Two investigators (L.S. and Y.Q.) independently extracted the data from eligible selected articles using a structured form and entered them into a database according to the pre-specified criteria. When there was disagreement during the extraction process, it was resolved by discussion or by a third investigator (C.Y.H.). The following data elements of each study were extracted: first author name, year of publication, numbers of genotyped cases and controls, racial/ethnic composition of the study population, stratified by race/ethnicity whenever possible. If the detailed genotype data could not be found in the article, we contacted the corresponding author by E-mail to obtain this information.

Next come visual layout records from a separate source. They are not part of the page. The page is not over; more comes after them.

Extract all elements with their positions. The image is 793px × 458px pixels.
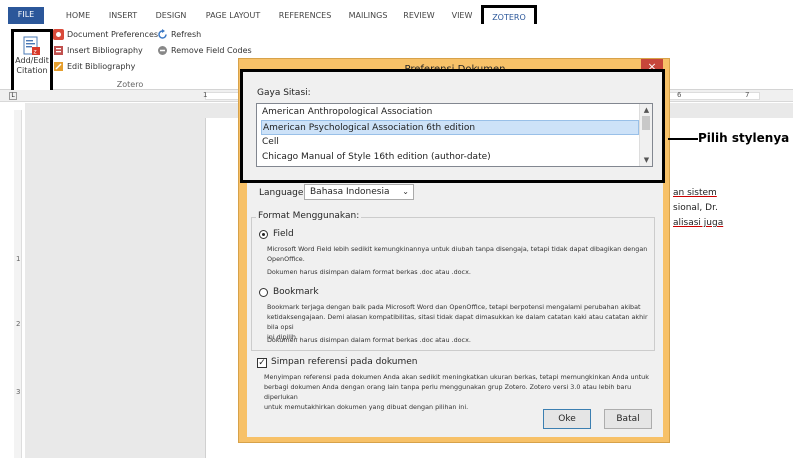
tab-references[interactable]: REFERENCES (278, 8, 332, 24)
tab-view[interactable]: VIEW (450, 8, 474, 24)
add-edit-citation-label: Add/Edit Citation (15, 56, 49, 75)
refresh-button[interactable]: Refresh (157, 28, 201, 42)
edit-bibliography-icon (54, 62, 63, 71)
tab-review[interactable]: REVIEW (402, 8, 436, 24)
bookmark-format-note: Dokumen harus disimpan dalam format berk… (267, 336, 471, 344)
style-list-item[interactable]: Chicago Manual of Style 16th edition (au… (261, 150, 639, 165)
tab-file[interactable]: FILE (8, 7, 44, 24)
zotero-group-label: Zotero (116, 80, 144, 89)
tab-stop-selector[interactable]: L (9, 92, 17, 100)
document-preferences-button[interactable]: Document Preferences (53, 28, 158, 42)
language-value: Bahasa Indonesia (310, 187, 390, 197)
bookmark-radio-label[interactable]: Bookmark (273, 287, 319, 297)
scroll-up-icon[interactable]: ▲ (640, 104, 652, 116)
tab-insert[interactable]: INSERT (107, 8, 139, 24)
vruler-mark: 1 (16, 255, 21, 263)
language-label: Language: (259, 188, 307, 198)
store-references-description: Menyimpan referensi pada dokumen Anda ak… (264, 373, 649, 411)
vruler-mark: 3 (16, 388, 21, 396)
callout-annotation: Pilih stylenya (698, 131, 790, 145)
field-description: Microsoft Word Field lebih sedikit kemun… (267, 245, 648, 263)
store-references-label[interactable]: Simpan referensi pada dokumen (271, 357, 418, 367)
scroll-down-icon[interactable]: ▼ (640, 154, 652, 166)
tab-page-layout[interactable]: PAGE LAYOUT (203, 8, 263, 24)
bookmark-radio[interactable] (259, 288, 268, 297)
style-list-item[interactable]: American Anthropological Association (261, 105, 639, 120)
vertical-ruler (14, 110, 22, 458)
style-list-item[interactable]: Cell (261, 135, 639, 150)
document-text-line: alisasi juga (673, 218, 724, 228)
tab-mailings[interactable]: MAILINGS (346, 8, 390, 24)
insert-bibliography-icon (54, 46, 63, 55)
field-format-note: Dokumen harus disimpan dalam format berk… (267, 268, 471, 276)
style-list-scrollbar[interactable]: ▲ ▼ (639, 104, 652, 166)
cancel-button[interactable]: Batal (604, 409, 652, 429)
remove-field-codes-icon (158, 46, 167, 55)
tab-design[interactable]: DESIGN (154, 8, 188, 24)
refresh-icon (158, 29, 167, 39)
ruler-mark: 7 (745, 91, 750, 99)
document-text-line: an sistem (673, 188, 717, 198)
language-select[interactable]: Bahasa Indonesia ⌄ (304, 184, 414, 200)
field-radio-label[interactable]: Field (273, 229, 294, 239)
remove-field-codes-button[interactable]: Remove Field Codes (157, 44, 252, 58)
document-preferences-icon (53, 29, 64, 40)
svg-text:z: z (34, 49, 37, 56)
document-text-line: sional, Dr. (673, 203, 718, 213)
format-legend: Format Menggunakan: (256, 211, 362, 221)
scroll-thumb[interactable] (642, 116, 650, 130)
store-references-checkbox[interactable]: ✓ (257, 358, 267, 368)
chevron-down-icon: ⌄ (402, 187, 409, 196)
tab-home[interactable]: HOME (63, 8, 93, 24)
callout-arrow-line (668, 138, 698, 140)
edit-bibliography-button[interactable]: Edit Bibliography (53, 60, 135, 74)
ruler-mark: 1 (203, 91, 208, 99)
vruler-mark: 2 (16, 320, 21, 328)
field-radio[interactable] (259, 230, 268, 239)
ruler-mark: 6 (677, 91, 682, 99)
insert-bibliography-button[interactable]: Insert Bibliography (53, 44, 143, 58)
ok-button[interactable]: Oke (543, 409, 591, 429)
citation-icon: z (23, 36, 40, 56)
ribbon-tab-bar: FILE HOME INSERT DESIGN PAGE LAYOUT REFE… (0, 0, 793, 31)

Because of the limitation of integrity of available data, only the allele-contrast genetic model was used for the overall estimation. Because all of the selected articles were case-control studies, we used the pooled odds ratios (ORs) as the metric of choice. Heterogeneity between-studies was assessed by the chi-based Q statistic and confirmed significant if p < 0.05. The pooled OR was calculated by the fixed-effects model (Mantel-Haenzel) with no heterogeneity among studies; otherwise, the random-effects model (evaluated by DerSimonian and Laird). I-squared was also calculated to represent the percentage of total variation across studies that is a result of heterogeneity rather than chance, with values less than 25% considered “low”, approximately 50% considered “moderate” and more than 75% considered “high”. A larger value indicates increasing heterogeneity. To evaluate the ethnic-specific effects, subgroup analysis was performed by ethnicity. To access the stability of the meta-analysis, one-way sensitivity analyses were carried out. Begg's funnel plots were performed to evaluate publication bias qualitatively; the Begg's test and Egger's test were performed to assess publication bias quantitatively. All statistical analyses were conducted using STATA 10.0 software (StataCorp, College Station, TX, USA). A two-sided p < 0.05 was considered statistically significant.